Tutorial 1: Alzheimer's Disease Flashcards
Describe plaques and tangles.
AD-affected brain regions show a high density of neuritic plaques and neurofibrillary tangles.
PLAQUES: central core of amyloid-B peptide, surrounded by degenerating neuronal processes (positive for Tau protein).
TANGLES: made up of paired helical fragments which consist of abnormally phosphorylated micro tubule-associated tau proteins (p-Tau).
Describe the clinical features of Alzheimer’s disease.
Leading cause of dementia (~50-70%)
Progressive memory loss and decline in cognitive functions
Behavioural and psychological symptoms: agitation, depression, anxiety, delusions
Frequency increases exponentially with age.
Usually onset occurs after 65 years of age.
Death usually occurs 8-10 years after diagnosis.
Gross cortical atrophy in temporal lobe, frontal lobe and parietal lobe.
Synapse loss best correlates with cognitive impairment in AD.
Describe the amyloid cascade hypothesis.
Suggests that the deposition of amyloid-B is the primary event in AD that triggers neuronal dysfunction and death.
Recent studies in mouse models suggest that tau is required for amyloid-B neuronal toxicity.
Lesions containing aggregated p-Tau are found in AD and many other disorders called taupathies (associated with neuro degeneration).
Describe the normal neuronal functions of tau, and list some post translation modifications tau undergoes.
When the phosphorylation state of tau is appropriately controlled, tau binds to micro tubules to regulate their stability and dynamics.

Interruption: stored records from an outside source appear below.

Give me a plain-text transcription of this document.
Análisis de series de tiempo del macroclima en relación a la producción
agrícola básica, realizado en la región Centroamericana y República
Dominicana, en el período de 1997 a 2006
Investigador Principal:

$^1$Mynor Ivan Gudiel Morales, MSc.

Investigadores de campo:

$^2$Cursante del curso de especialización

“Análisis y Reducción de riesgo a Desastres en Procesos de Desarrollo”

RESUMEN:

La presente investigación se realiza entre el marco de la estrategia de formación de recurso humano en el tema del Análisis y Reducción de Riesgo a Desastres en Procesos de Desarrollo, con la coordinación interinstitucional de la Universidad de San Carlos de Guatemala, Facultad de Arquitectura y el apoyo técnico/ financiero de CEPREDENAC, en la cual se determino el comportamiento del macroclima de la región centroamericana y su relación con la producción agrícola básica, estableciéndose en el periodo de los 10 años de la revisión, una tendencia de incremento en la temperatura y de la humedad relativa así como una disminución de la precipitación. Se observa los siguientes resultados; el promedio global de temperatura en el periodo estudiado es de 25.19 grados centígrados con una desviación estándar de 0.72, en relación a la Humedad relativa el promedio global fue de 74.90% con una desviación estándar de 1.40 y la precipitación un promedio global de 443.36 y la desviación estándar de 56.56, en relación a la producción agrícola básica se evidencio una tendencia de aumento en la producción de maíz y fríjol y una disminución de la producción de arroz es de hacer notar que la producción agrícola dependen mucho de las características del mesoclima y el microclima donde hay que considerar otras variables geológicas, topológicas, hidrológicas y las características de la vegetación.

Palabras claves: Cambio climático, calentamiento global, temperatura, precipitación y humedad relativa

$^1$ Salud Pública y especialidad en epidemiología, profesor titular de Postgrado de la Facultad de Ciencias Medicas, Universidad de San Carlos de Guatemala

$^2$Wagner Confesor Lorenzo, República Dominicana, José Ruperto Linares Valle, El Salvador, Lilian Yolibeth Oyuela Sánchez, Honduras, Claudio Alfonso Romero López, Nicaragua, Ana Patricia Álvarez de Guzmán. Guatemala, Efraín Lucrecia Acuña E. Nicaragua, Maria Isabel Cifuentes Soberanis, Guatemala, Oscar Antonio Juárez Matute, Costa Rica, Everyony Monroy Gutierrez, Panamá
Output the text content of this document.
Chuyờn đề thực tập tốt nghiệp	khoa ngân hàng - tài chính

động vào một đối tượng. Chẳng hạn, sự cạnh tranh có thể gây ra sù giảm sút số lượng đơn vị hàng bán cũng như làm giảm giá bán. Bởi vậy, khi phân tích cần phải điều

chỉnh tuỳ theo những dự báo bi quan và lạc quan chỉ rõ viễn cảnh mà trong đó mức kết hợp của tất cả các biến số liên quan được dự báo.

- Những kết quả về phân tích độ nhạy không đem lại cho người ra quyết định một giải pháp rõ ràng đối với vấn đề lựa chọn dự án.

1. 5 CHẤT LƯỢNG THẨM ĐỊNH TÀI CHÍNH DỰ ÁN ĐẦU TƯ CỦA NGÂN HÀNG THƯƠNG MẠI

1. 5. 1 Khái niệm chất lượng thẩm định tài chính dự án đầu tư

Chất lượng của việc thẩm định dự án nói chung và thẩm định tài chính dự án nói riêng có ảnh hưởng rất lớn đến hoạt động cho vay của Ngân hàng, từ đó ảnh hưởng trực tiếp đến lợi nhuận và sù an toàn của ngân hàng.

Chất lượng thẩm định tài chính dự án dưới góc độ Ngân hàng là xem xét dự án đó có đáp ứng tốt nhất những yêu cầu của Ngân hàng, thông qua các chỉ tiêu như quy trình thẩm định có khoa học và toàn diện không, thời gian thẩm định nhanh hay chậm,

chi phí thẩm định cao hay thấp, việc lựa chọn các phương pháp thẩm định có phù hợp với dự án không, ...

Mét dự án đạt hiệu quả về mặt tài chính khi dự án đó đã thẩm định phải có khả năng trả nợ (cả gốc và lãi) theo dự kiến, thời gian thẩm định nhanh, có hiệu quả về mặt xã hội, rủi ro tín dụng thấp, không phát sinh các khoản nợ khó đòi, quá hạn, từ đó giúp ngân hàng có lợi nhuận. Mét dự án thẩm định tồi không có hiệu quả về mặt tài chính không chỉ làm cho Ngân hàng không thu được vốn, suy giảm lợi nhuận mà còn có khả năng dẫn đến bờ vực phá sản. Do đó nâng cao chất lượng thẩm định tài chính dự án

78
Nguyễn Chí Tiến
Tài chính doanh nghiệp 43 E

Tau regulates neurite outgrowth and axonal transport.
Phosphorylation is the major post-translational modification of tau. Also undergoes glycosylation, glycation, polyamination.
How is Tau modified in Alzheimer’s disease?
In Alzheimer’s disease, Tau becomes hyperphosphorylated as the result of imbalance in the phosphorylation/dephosphorylation of tau (increase in kinase activity, and decrease in PP2A activity).
Highly phosphorylated tau proteins fall off microtubules and start aggregating, leading to destabilisation of microtubules.
Microtubules destabilisation leads to their dissasembly, causing axonal transport insufficiency.
Unbound tau self-aggregates into oligomers or aggregates. Tau aggregates in axons or dendrites congests axonal transport.
Tau pathology is transmitted synaptically. Interaction between Fyn and Tau induces synaptic dysfunction.
Describe current drugs used for AD.
Current drugs include anti-psychotics and acetylcholinesterase inhibitors to treat the symptoms of Alzheimer’s disease, and have little therapeutic affect.
Describe the new therapeutic strategies being developed to combat AD.
tau and amloid-B-targeted disease-modifying therapeutic approaches are currently being developed.
AB accumulation is mediated by factors including rates of peptide production, aggregation and clearance. potential therapeutic strategies include:
reducing amyloid-B generation by targeting the enzymes that cleave APP (amyloid-B is made from cleavage of APP)
Enhancing, facilitating amyloid-B clearance via activation of amyloid-B degrading enzymes or via passive or active immunisation.
preventing the aggregation of amyloid-beta, and destabilisation of amyloid-beta oligomers.
blocking the interaction of amyloid-B with cell surface receptors
modulating downstream pathways to make the brain more resistant against AB that cannot be removed effectively and safely.